Noise, raised voices, other residents calling out, chair/bed alarms, door alarms, telephones ringing, overhead paging, clutter around seating areas, staff moving about with medication carts and supplies are all distractions that require the resident to multi-task while walking.

Even if the resident tries to “tune out” distractions, it isn’t always possible. It is likely the resident will listen to other conversations, respond to alarms sounding, turn to respond to their name being called, or will be required to step around items on the floor: This constitutes multi-tasking.
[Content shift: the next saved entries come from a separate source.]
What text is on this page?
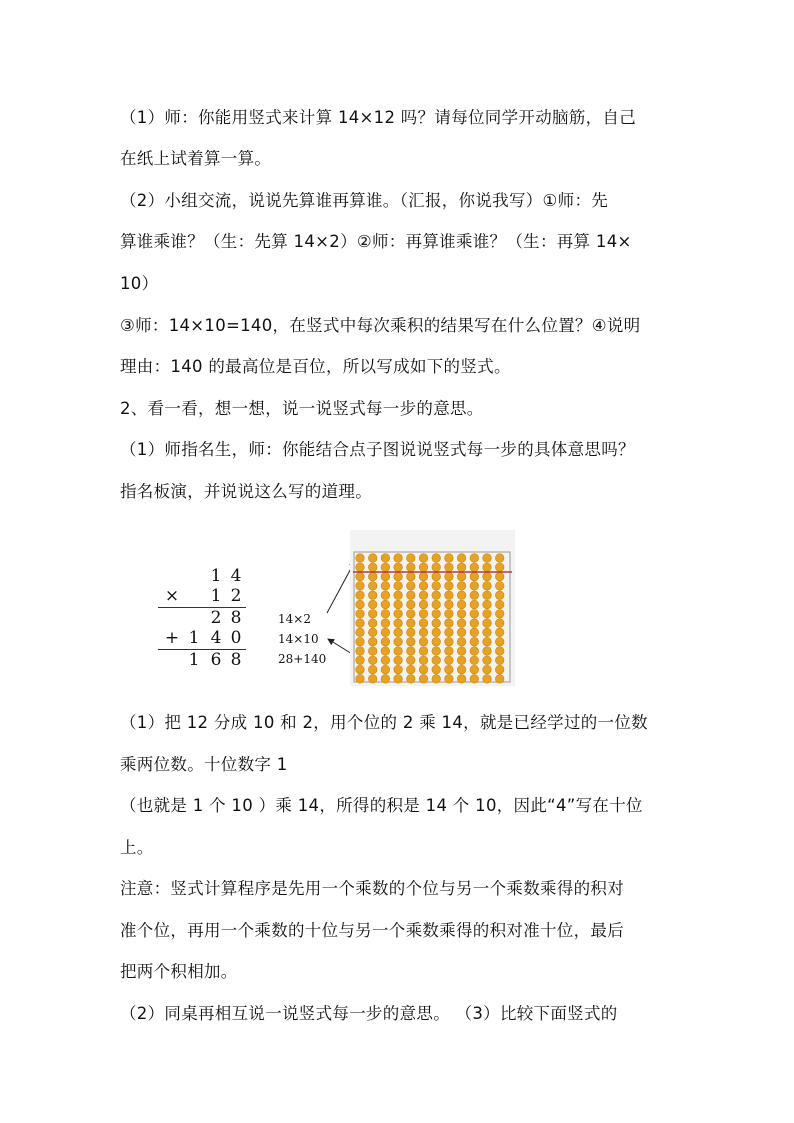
（1）师：你能用竖式来计算 14×12 吗？请每位同学开动脑筋，自己
在纸上试着算一算。
（2）小组交流，说说先算谁再算谁。（汇报，你说我写）①师：先
算谁乘谁？（生：先算 14×2）②师：再算谁乘谁？（生：再算 14×
10）
③师：14×10=140，在竖式中每次乘积的结果写在什么位置？④说明
理由：140 的最高位是百位，所以写成如下的竖式。
2、看一看，想一想，说一说竖式每一步的意思。
（1）师指名生，师：你能结合点子图说说竖式每一步的具体意思吗？
指名板演，并说说这么写的道理。
1 4
× 1 2
2 8
+ 1 4 0
1 6 8
14×2
14×10
28+140
（1）把 12 分成 10 和 2，用个位的 2 乘 14，就是已经学过的一位数
乘两位数。十位数字 1
（也就是 1 个 10 ）乘 14，所得的积是 14 个 10，因此“4”写在十位
上。
注意：竖式计算程序是先用一个乘数的个位与另一个乘数乘得的积对
准个位，再用一个乘数的十位与另一个乘数乘得的积对准十位，最后
把两个积相加。
（2）同桌再相互说一说竖式每一步的意思。 （3）比较下面竖式的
While these distractions may not affect everyone, these situations can increase the risk of falls if a person has difficulty processing multiple stimuli while walking. Being alert to these situations may assist in maintaining a calm, therapeutic environment with a decreased risk for falls for all residents.

To Maintain a Calm Environment, Be the Customer

Some fixes can be quite simple. One thing that is critically important is for the management team to “be the customer.” Quietly visit resident care areas, common areas, activity rooms, dining rooms, and therapy gyms. Bring a critical eye, and be hypersensitive to noise levels and clutter.

The typical “rounds” don’t really identify these areas of risk, and many centers are so tuned into the day-to-day operations that these scenarios are considered the “norm.”

Then, observe the residents as they ambulate about the center. Observe for unspoken levels of stress, which is often presented as hesitancy while ambulating, turning their heads toward noise, attempting to respond to external stimuli, hand fidgeting, and reaching out to support themselves on furniture or walls.

If management observes a resident exhibiting these unspoken signs of stress or distress, consider referring the person to skilled therapy for evaluation. The therapist may assist in determining whether the resident would benefit from an environment with decreased stimulation.

Taking an Interdisciplinary Approach

If needed, a resident who is at risk for falls could be identified for staff members. A color-coded arm band on the walker is one way to signal staff to be considerate of the resident’s need for a calm environment. The process of implementing any method of fall prevention should be interdisciplinary and requires education on the part of staff. More important, the outcomes would benefit the residents.
Consider these other ideas to help cut residents’ risks of falls:
  • Request referrals for resident assessment and evaluation by skilled therapy staff to determine if there is a connection between distraction and poor balance/gait stability;
  • Create a list of residents who may be affected by distractions, noise, or clutter;
  • Establish a Performance Improvement Plan (PIP) through the Quality Assurance and Performance Improvement (QAPI) committee to develop a plan for decreasing noise and clutter throughout the center and/or identifying ways to assist the specific residents affected;
  • Review the plan with the full QAPI committee, adjust as needed, and establish an implementation plan;
  • Circle back and evaluate the plan through ongoing monitoring, auditing,  and tracking and trending fall rates;
  • Review outcomes at the quarterly QAPI committee meeting and adjust the plan if needed; and
  • If the center has struggled with higher fall statistics, consider initiating a History of Past Non-Compliance to avoid regulatory citations.

Keeping the Goal in Mind

Although there is no magic formula to reduce falls and residents may continue to experience them, the goal is to identify the specific cause(s). This is usually very individual to each resident. Thinking about this study gives reason for pause, as many centers are a buzz of activity with different noises, alarms, and so on.

The impact of these seemingly harmless, “normal” noises on residents at risk could be significant, and centers may become “numb” to the noise.

Take the time to be the observer. Stop, look, and listen. Share resources with sister facilities, “mystery shop” different centers, and give constructive feedback. Remember, it may make the difference in resident outcomes, fall rates, quality measure results, star rating, and scope and severity of citations.